Freilich gäbe es auch hier wieder viel an den Kritikern zu kritisieren. Denkbar wäre etwa eine Gegenrede, die darauf eingeht, wie verfälschend auch und gerade eine wortgetreue Transkription des Gesagten für dessen Aussage sein kann. Journalisten wissen, dass sie einen Gesprächspartner oft am wirkungsvollsten blamieren können, indem sie seinen häufig eher von Betonungen als von einer korrekten Grammatik konturierten Redefluss 1:1 publizieren. Im Druckbild stechen Wörter wie "überfremdet" mehr heraus als der anschließende, relativierende Einschub. Ob man sie aber überhaupt verwenden sollte? Nicht nur im Netz wird das in den kommenden Tagen weiterhin Thema sein.
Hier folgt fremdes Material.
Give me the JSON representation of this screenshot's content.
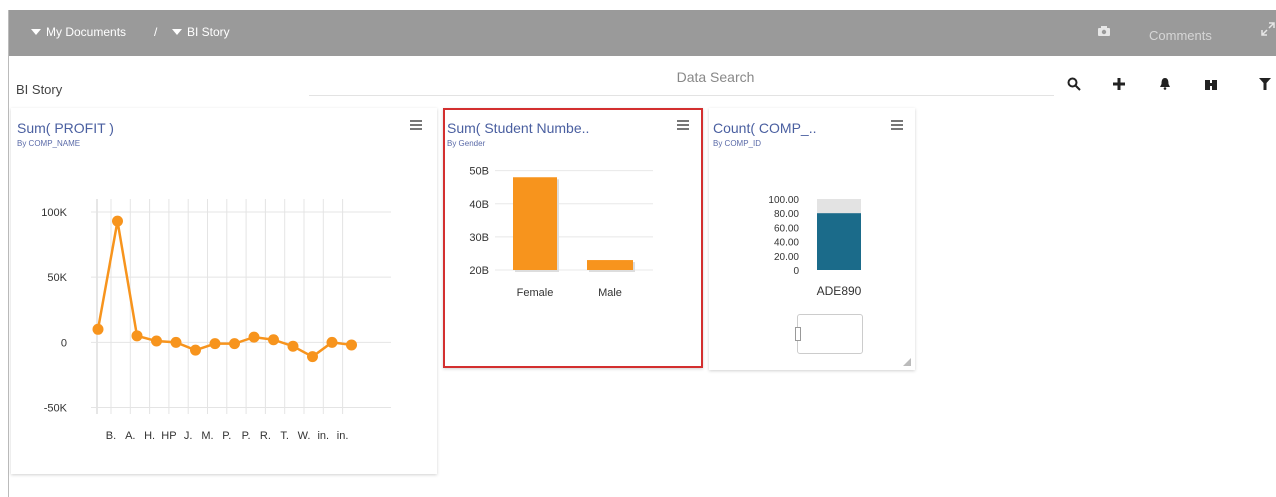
{
  "breadcrumb": {
    "root": "My Documents",
    "separator": "/",
    "current": "BI Story"
  },
  "header": {
    "comments_label": "Comments"
  },
  "story": {
    "title": "BI Story"
  },
  "search": {
    "placeholder": "Data Search"
  },
  "cards": {
    "profit": {
      "title": "Sum( PROFIT )",
      "subtitle": "By COMP_NAME",
      "chart_data": {
        "type": "line",
        "categories": [
          "B.",
          "A.",
          "H.",
          "HP",
          "J.",
          "M.",
          "P.",
          "P.",
          "R.",
          "T.",
          "W.",
          "in.",
          "in."
        ],
        "values": [
          10000,
          93000,
          5000,
          1000,
          0,
          -6000,
          -1000,
          -1000,
          4000,
          2000,
          -3000,
          -11000,
          0,
          -2000
        ],
        "y_ticks": [
          "100K",
          "50K",
          "0",
          "-50K"
        ],
        "y_tick_values": [
          100000,
          50000,
          0,
          -50000
        ],
        "ylim": [
          -55000,
          110000
        ],
        "color": "#f7941d"
      }
    },
    "students": {
      "title": "Sum( Student Numbe..",
      "subtitle": "By Gender",
      "chart_data": {
        "type": "bar",
        "categories": [
          "Female",
          "Male"
        ],
        "values": [
          48,
          23
        ],
        "y_ticks": [
          "50B",
          "40B",
          "30B",
          "20B"
        ],
        "y_tick_values": [
          50,
          40,
          30,
          20
        ],
        "ylim": [
          20,
          52
        ],
        "color": "#f7941d"
      }
    },
    "count": {
      "title": "Count( COMP_..",
      "subtitle": "By COMP_ID",
      "chart_data": {
        "type": "bar",
        "categories": [
          "ADE890"
        ],
        "values": [
          80
        ],
        "y_ticks": [
          "100.00",
          "80.00",
          "60.00",
          "40.00",
          "20.00",
          "0"
        ],
        "y_tick_values": [
          100,
          80,
          60,
          40,
          20,
          0
        ],
        "ylim": [
          0,
          100
        ],
        "color": "#1b6b8a"
      }
    }
  }
}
Und Gauck selbst? Solange sich keine entscheidenden politischen Kräfte der Diskussion annehmen, können dem die zum Teil spitzfindigen, zum Teil durchaus treffenden Analysen der chronisch spitzfindigen und oft treffenden Blogger natürlich relativ egal sein. Ebenso der erneute Shitstorm, der ihm droht, sollte er in seinen Wortbeiträgen in den nächsten Wochen keine Sprache für Fragen der Integration und zu sozialen Bewegungen wie Occupy finden. Sollte sich Gauck aber je zur Diskussion im Netz selbst äußern, wäre er, auch angesichts der angespannten Stimmungslage, gut beraten, von den vielen Wahrheiten, die es über die zu verbreiten gäbe, die richtige zu wählen. Vielleicht ließe sich ja davon schweigen, dass sich gerade an der Personalie Gauck eine zum Teil unsägliche Neigung zur Kritikasterei, zur Lust an der Demontage und zum Kaputtfragmentieren einer Gesamtperson in viele inopportune Details zeigt. Und davon sprechen, welch wache Demokraten da versammelt sind.